Markov-Switching Regime Detection
Markov-switching dynamic regression (Statsmodels MarkovRegression) models are fitted to detect latent regimes in a market-derived target series (S&P 500).
Multiple specifications (different number of regimes, lag features, switching variance) are compared, and the best model is selected by BIC. From this model, insights are derived regarding the regimes persistence, transition dynamics, and regime-conditional behavior.

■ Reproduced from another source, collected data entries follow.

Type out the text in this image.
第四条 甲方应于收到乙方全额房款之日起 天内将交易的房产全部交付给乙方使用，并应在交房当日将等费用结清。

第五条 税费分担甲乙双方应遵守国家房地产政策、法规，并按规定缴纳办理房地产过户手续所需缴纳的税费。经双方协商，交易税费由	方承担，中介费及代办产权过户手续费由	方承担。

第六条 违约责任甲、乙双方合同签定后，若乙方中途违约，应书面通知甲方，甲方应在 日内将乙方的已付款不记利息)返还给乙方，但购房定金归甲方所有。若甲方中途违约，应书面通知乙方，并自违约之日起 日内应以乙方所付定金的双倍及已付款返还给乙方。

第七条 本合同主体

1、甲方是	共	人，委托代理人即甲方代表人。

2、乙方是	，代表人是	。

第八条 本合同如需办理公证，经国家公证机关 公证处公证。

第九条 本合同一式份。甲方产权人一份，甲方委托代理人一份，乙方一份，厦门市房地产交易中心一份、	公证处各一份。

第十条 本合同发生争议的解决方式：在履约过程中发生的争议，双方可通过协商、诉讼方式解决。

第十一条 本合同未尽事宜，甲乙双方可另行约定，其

Data & target construction
- Universe: S&P 500 index (
^GSPC) - Source:
yfinance - Sample downloaded: 6546 daily records from 2000-01-03 to 2026-01-12
- Forward window: 20 trading days
Forward 20-day max return target
For each date \(t\) with close \(C_t\):
\[target_t = 100 \times \frac{\max(C_{t+1}, \dots, C_{t+20}) - C_t}{C_t}\]Observed target statistics (after dropping tail NaNs):
- Mean: 2.92%
- Std: 2.73%
- Range: [-5.27%, 28.48%]
Lagged features
We build autoregressive inputs from the target:
lag1 = target_{t-1}lag20 = target_{t-20}
Final modeling dataset: 6506 observations.
Train/test split (time-based)
- Train: 6406 samples (2000-02-01 → 2025-07-22)
- Test: 100 samples (2025-07-23 → 2025-12-11)
Model zoo (what we fit)
All models are estimated using statsmodels.tsa.MarkovRegression on the training set:
2_regime: 2 regimes, switching intercept5_regime: 5 regimes, switching intercept3_regime_exog: 3 regimes, switching intercept + exog (lag1,lag20)3_regime_var: 3 regimes, switching variance + exog (lag20)3_regime_full: 3 regimes, switching variance + exog (lag1,lag20)
Model comparison
Lower AIC/BIC indicates better fit (with BIC penalizing complexity more strongly).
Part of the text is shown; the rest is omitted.